-
Notifications
You must be signed in to change notification settings - Fork 10
Description
Summary
Using Julia's dot-broadcast syntax (.+, .*, ./) on tiles of different shapes inside a while loop triggers an InvalidTerminatorError from IRStructurizer. The error occurs because Julia's type inference sees a Union{Broadcasted{...}, FloatTile{...}} in the loop's phi nodes, and validate_terminators rejects the type mismatch between the then and else branches of the generated IfOp.
Minimal reproducer
using CUDA
import cuTile as ct
function rms_norm_kernel(X::ct.TileArray{Float32, 2}, Y::ct.TileArray{Float32, 2},
W::ct.TileArray{Float32, 1}, M::Int, N::Int) where {T}
bid = ct.bid(1)
upper_bound = cld(M, 16)
# Load weight outside loop and reshape for broadcasting
w = ct.load(W, (Int32(1),), (256,))
w_2d = reshape(w, (1, 256)) # shape: (1, 256)
num_tile_blocks = ct.num_blocks(1)
current_bid = bid
while current_bid <= upper_bound
x = ct.load(X, (current_bid, Int32(1)), (16, 256)) # shape: (16, 256)
# This line triggers InvalidTerminatorError:
# dot-broadcast between (16, 256) and (1, 256) creates a lazy Broadcasted type
y = x .* w_2d
ct.store(Y, (current_bid, Int32(1)), y)
current_bid += num_tile_blocks
end
return
end
# Launch (assuming appropriate CuArrays are set up)

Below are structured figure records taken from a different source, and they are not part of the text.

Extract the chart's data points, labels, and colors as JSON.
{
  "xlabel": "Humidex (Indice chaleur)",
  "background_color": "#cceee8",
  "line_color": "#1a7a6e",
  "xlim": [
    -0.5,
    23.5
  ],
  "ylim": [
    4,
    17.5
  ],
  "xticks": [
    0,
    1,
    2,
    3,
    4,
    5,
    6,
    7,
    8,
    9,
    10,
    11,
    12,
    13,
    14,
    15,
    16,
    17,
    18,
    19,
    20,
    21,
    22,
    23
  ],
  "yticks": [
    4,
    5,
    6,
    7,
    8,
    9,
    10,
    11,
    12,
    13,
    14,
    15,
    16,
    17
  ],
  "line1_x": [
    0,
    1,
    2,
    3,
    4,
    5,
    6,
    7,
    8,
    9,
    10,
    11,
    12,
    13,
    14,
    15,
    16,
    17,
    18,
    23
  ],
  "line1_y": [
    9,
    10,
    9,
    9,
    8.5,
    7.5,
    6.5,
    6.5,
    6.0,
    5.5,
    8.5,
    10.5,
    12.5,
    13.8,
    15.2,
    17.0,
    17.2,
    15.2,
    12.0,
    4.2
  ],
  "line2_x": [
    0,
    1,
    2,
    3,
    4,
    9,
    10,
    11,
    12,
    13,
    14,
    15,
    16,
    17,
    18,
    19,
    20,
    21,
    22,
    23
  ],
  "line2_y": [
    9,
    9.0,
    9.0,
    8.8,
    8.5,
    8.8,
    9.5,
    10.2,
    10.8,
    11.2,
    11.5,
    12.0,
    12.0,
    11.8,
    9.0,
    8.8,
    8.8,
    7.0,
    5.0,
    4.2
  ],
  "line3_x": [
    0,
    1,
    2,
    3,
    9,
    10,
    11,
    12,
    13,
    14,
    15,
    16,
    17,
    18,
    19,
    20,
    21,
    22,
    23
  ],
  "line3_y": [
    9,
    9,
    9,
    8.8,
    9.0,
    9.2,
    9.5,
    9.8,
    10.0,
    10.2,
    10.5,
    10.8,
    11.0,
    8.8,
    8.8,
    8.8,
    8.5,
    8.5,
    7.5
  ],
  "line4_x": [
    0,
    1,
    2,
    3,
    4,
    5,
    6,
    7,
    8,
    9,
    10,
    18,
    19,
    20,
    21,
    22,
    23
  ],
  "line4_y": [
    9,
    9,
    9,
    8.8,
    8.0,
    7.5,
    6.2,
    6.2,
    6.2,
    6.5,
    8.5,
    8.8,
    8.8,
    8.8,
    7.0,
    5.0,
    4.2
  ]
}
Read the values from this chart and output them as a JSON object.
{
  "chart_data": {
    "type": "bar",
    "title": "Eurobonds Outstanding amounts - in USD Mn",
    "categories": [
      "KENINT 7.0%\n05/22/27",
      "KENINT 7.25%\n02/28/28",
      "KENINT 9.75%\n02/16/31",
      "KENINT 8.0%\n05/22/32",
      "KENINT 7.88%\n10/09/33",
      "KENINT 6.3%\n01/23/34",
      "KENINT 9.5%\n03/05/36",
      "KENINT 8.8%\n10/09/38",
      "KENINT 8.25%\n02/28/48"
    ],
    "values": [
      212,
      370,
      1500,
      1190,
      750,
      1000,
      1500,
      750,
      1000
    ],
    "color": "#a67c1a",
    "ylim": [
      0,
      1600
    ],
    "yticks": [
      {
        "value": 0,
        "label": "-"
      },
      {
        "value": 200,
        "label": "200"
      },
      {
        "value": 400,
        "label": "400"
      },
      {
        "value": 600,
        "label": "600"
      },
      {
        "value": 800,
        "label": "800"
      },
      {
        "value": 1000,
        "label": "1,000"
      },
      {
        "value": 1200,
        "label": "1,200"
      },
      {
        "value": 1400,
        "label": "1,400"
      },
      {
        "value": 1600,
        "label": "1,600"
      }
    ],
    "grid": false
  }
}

# ct.launch(rms_norm_kernel, num_blocks, X_cu, Y_cu, W_cu, ct.Constant(M), ct.Constant(N))Error message
InvalidTerminatorError: IfOp at %82: yield type mismatch at position 1
(then: cuTile.FloatTile{Tuple{16, 256}, Float32},
else: Union{
Base.Broadcast.Broadcasted{<:Base.Broadcast.BroadcastStyle, Nothing, typeof(*),
<:Tuple{Any, cuTile.FloatTile{Tuple{1, 256}, Float32}}},
cuTile.FloatTile{Tuple{16, 256}, Float32}
})
Full stacktrace:
Stacktrace:
[1] validate_terminators
@ IRStructurizer/src/validation.jl:118
[2] IRStructurizer.StructuredIRCode(ir::Compiler.IRCode; ...)
@ IRStructurizer/src/ir.jl:458
[3] emit_ir(cache, mi; const_argtypes)
@ cuTile src/compiler/interface.jl:342
...
Analysis
Julia's dot-broadcast works in two steps:
- Construct a lazy
Broadcastedobject (records the operation without executing it) - Materialize via
Base.copy(bc::Broadcasted{TileStyle})into a concreteTile
cuTile.jl's broadcast.jl correctly implements Base.copy — materialization works fine in straight-line code. The problem is at the Julia type inference level: when building the SSA IR for a while loop, the compiler needs to assign a unified type to the phi nodes (variables that carry values across loop iterations). When a variable is produced by a dot-broadcast expression, Julia's type inference sees the pre-materialization type (Broadcasted{...}) as a possibility alongside the post-materialization type (FloatTile{...}), resulting in a Union type. IRStructurizer.validate_terminators then rejects this Union because the IfOp's then and else branches yield different types.
Key observation: the issue only occurs when the broadcast involves different-shaped tiles (e.g., (16, 256) .* (1, 256)). Same-shape operations and reductions (sum, maximum) that always return concrete Tile types work fine inside loops.
Current workaround
Replace dot-broadcast with explicit map + ct.broadcast_to:
# Outside the loop: pre-broadcast to full tile shape
w_full = ct.broadcast_to(w_2d, (16, 256)) # (1, 256) → (16, 256), concrete Tile
while current_bid <= upper_bound
x = ct.load(X, (current_bid, Int32(1)), (16, 256))
# map requires same-shape tiles, always returns concrete Tile type
y = map(*, x, w_full)
ct.store(Y, (current_bid, Int32(1)), y)
current_bid += num_tile_blocks
endThis works but is unergonomic — it forces users to manually manage shapes and avoid Julia's idiomatic broadcast syntax inside any while loop.
Expected behavior
The natural dot-broadcast syntax should work inside while loops just as it does in straight-line code:
while current_bid <= upper_bound
x = ct.load(X, (current_bid, Int32(1)), (16, 256))
y = x .* w_2d # should just work
ct.store(Y, (current_bid, Int32(1)), y)
current_bid += num_tile_blocks
endEnvironment
- cuTile.jl: from
cuTile.jl/submodule (commit on local dev branch) - Julia: 1.12.5
- IRStructurizer: version from
~/.julia/packages/IRStructurizer/fcUqd/ - GPU: NVIDIA RTX PRO 6000 Blackwell Server Edition (sm_120)
- CUDA: 13.1